Но и этого мало. Самый портрет Еропегина, как представляется, отразил в себе некоторые черты внешнего облика Федора Кузьмича Сологуба: "...из себя высокий, сухой, с тонкими сжатыми губами, с короткими, в скобку остриженными сединами, с небольшою седою бородкой <...> строго карими он посверкивал из-под очков очами: вот тут и догадайся, что эти сурово сжатые и уже мертвые губы могли так шутить; а глаза эти, солидно спрятанные в очках, ой-ой как умели подмигивать да посверкивать" (СГ. 60). В этом описании внешности купца Еропегина характерно "сологубовские" портретные реалии ("сухой"17, "с небольшою седою бородкой", "строго он посверкивал из-под очков очами") расчетливо скомбинированы со столь же характерно не "сологубовскими" ("высокий", "с карими очами")18. Выводить в своей повести прямолинейную карикатуру на весьма и весьма обидчивого Сологуба в планы создателя "Серебряного голубя", разумеется, не входило. Тем более, что подобным образом Белый один раз уже обжегся: "...я попал с ним в историю, в шуточном тоне сказавши о нем, будто он "Далай-лама" из города провинциального, но подчеркнув, что писатель - крупный; он тотчас прислал свой отказ от "Весов"" (НВ. 488).

Гораздо важнее, впрочем, отметить, что портрет Еропегина выстроен Белым на контрасте между показной сухостью Луки Силыча и его упрятанной от посторонних глаз чувственной веселостью.
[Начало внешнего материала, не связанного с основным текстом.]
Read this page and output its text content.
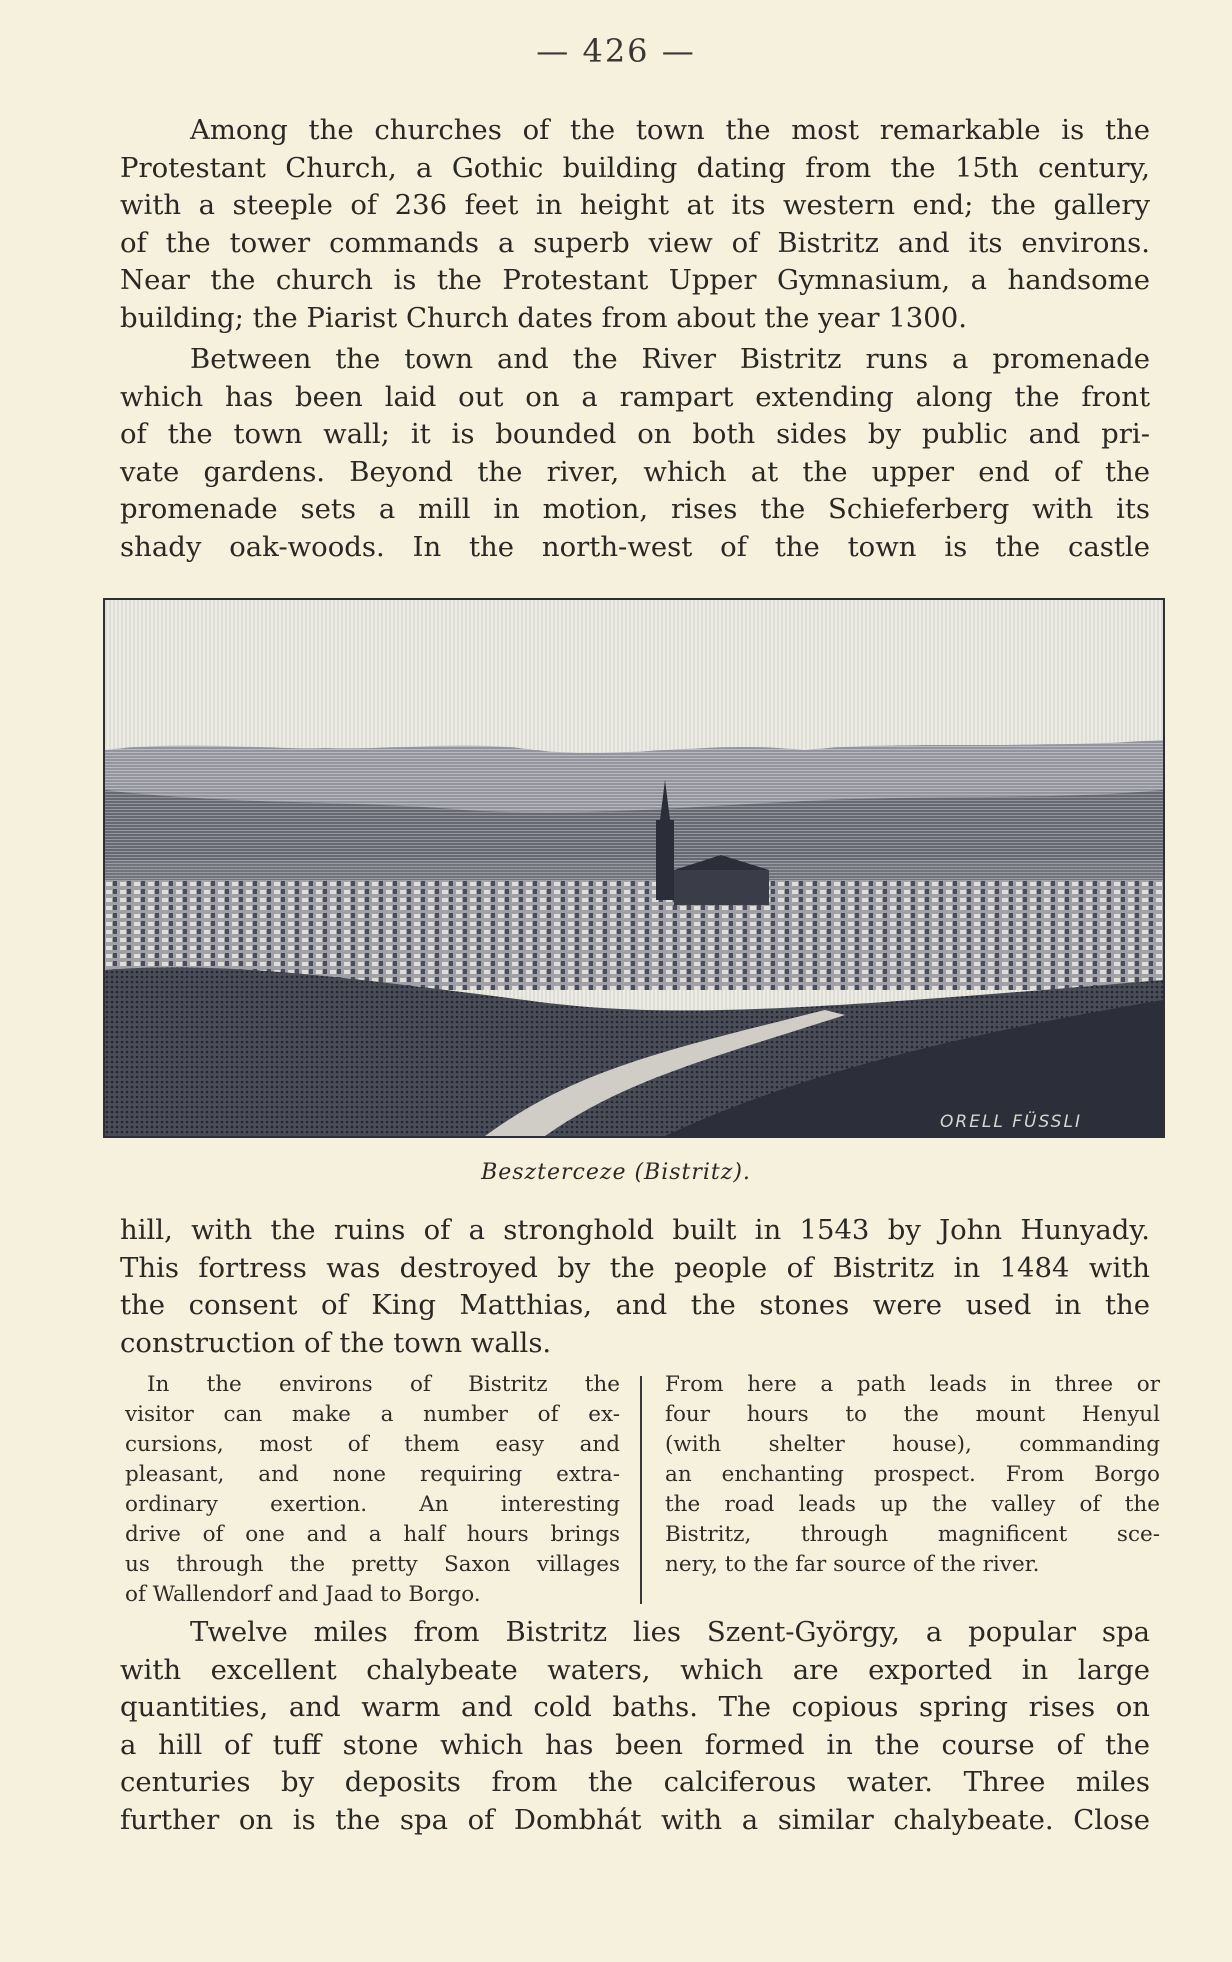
— 426 —
Among the churches of the town the most remarkable is the
Protestant Church, a Gothic building dating from the 15th century,
with a steeple of 236 feet in height at its western end; the gallery
of the tower commands a superb view of Bistritz and its environs.
Near the church is the Protestant Upper Gymnasium, a handsome
building; the Piarist Church dates from about the year 1300.
Between the town and the River Bistritz runs a promenade
which has been laid out on a rampart extending along the front
of the town wall; it is bounded on both sides by public and pri-
vate gardens. Beyond the river, which at the upper end of the
promenade sets a mill in motion, rises the Schieferberg with its
shady oak-woods. In the north-west of the town is the castle
ORELL FÜSSLI
Beszterceze (Bistritz).
hill, with the ruins of a stronghold built in 1543 by John Hunyady.
This fortress was destroyed by the people of Bistritz in 1484 with
the consent of King Matthias, and the stones were used in the
construction of the town walls.
In the environs of Bistritz the
visitor can make a number of ex-
cursions, most of them easy and
pleasant, and none requiring extra-
ordinary exertion. An interesting
drive of one and a half hours brings
us through the pretty Saxon villages
of Wallendorf and Jaad to Borgo.
From here a path leads in three or
four hours to the mount Henyul
(with shelter house), commanding
an enchanting prospect. From Borgo
the road leads up the valley of the
Bistritz, through magnificent sce-
nery, to the far source of the river.
Twelve miles from Bistritz lies Szent-György, a popular spa
with excellent chalybeate waters, which are exported in large
quantities, and warm and cold baths. The copious spring rises on
a hill of tuff stone which has been formed in the course of the
centuries by deposits from the calciferous water. Three miles
further on is the spa of Dombhát with a similar chalybeate. Close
К сходному контрасту не раз прибегали современники, изображавшие позднее стиль поведения и внешний облик Федора Сологуба. Таким автор "Мелкого беса" показан и в мемуарной книге Белого: "...казалось при этом: его бородавка под носом хохочет, хотя лик - напыщен в нарочитой гримасе достоинства <...> он, лукаво упрятав улыбку в желтящих усах, прожимал до седьмого пота <...> Он же в нос нам затеивал при всех веселую возню с не юной женою, принимаясь лукавым котенком барахтаться с нею" (НВ. 484, 485, 488).
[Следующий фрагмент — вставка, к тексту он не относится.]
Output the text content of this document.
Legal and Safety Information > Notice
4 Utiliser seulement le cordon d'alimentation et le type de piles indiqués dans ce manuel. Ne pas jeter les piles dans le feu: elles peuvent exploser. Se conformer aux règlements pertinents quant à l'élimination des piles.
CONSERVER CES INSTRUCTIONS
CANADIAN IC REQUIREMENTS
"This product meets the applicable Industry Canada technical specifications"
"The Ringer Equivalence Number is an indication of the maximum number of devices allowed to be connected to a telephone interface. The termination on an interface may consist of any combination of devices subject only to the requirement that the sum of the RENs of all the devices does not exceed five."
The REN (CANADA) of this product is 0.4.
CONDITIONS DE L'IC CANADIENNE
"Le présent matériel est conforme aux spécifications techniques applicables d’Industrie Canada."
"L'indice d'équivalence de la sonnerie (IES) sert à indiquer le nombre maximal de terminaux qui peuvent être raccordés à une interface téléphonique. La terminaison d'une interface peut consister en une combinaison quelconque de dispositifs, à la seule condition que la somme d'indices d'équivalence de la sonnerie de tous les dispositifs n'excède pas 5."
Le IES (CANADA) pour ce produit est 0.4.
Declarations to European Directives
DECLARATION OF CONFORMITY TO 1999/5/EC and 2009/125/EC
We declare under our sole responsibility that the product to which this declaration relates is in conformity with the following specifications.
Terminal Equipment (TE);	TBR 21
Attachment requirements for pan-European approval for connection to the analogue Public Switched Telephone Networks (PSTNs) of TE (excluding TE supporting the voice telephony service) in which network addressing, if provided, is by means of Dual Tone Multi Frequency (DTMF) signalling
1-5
К сказанному остается прибавить, что знаменитую сологубовскую бородавку Белый пересадил "на самый кончик губы" (СГ. 59) еропегинской жены - Феклы Матвеевны. "Пересадка" эта выглядит вполне органичной, поскольку оба супруга "были единого лика расколовшимися половинками" (СГ. 59). С отражающими друг друга персонажами "Серебряного голубя" нам еще предстоит встречаться далее, пока же отметим только, что главного оппонента Луки Силыча Еропегина - барона Павла Павловича Тодрабе-Граабена, Андрей Белый, согласно наблюдению А. В. Лаврова, наделил "многими характернейшими чертами" своего старшего друга - Владимира Ивановича Танеева19. Но ведь и Федор Кузьмич Сологуб (по определению матери Андрея Белого, которое цитируется в "Начале века") был "вылитый Владимир Иванович Танеев" (НВ. 487). Получается, что Сологуб, пусть и косвенно, послужил прототипом сразу для двух (причем - противопоставленных друг другу) персонажей произведения Белого.

* * *

Может создаться впечатление, что подавляющее большинство восходящих к "Мелкому бесу" мотивов "Серебряного голубя" оказывается соотнесенным с образом Луки Силыча Еропегина, а через него - с образом зловещего города Лихова20. Однако такой вывод, без сомнения, слишком поспешен, поскольку "деревенские" главы "Серебряного голубя" столь же плотно насыщены реминисценциями из "Мелкого беса", как и "городские".

Поэтому ограничимся наблюдением, справедливым и по отношению к только что разобранному фрагменту "Серебряного голубя" и по отношению к повести Белого в целом: цитаты из "Мелкого беса", как правило, выполняют в "Серебряном голубе" функцию своеобразной инфернальной подсветки. Они совершенно по-новому заставляют воспринимать те многочисленные сцены из жизни российского захолустья, которые разыгрываются на страницах повести младшего писателя.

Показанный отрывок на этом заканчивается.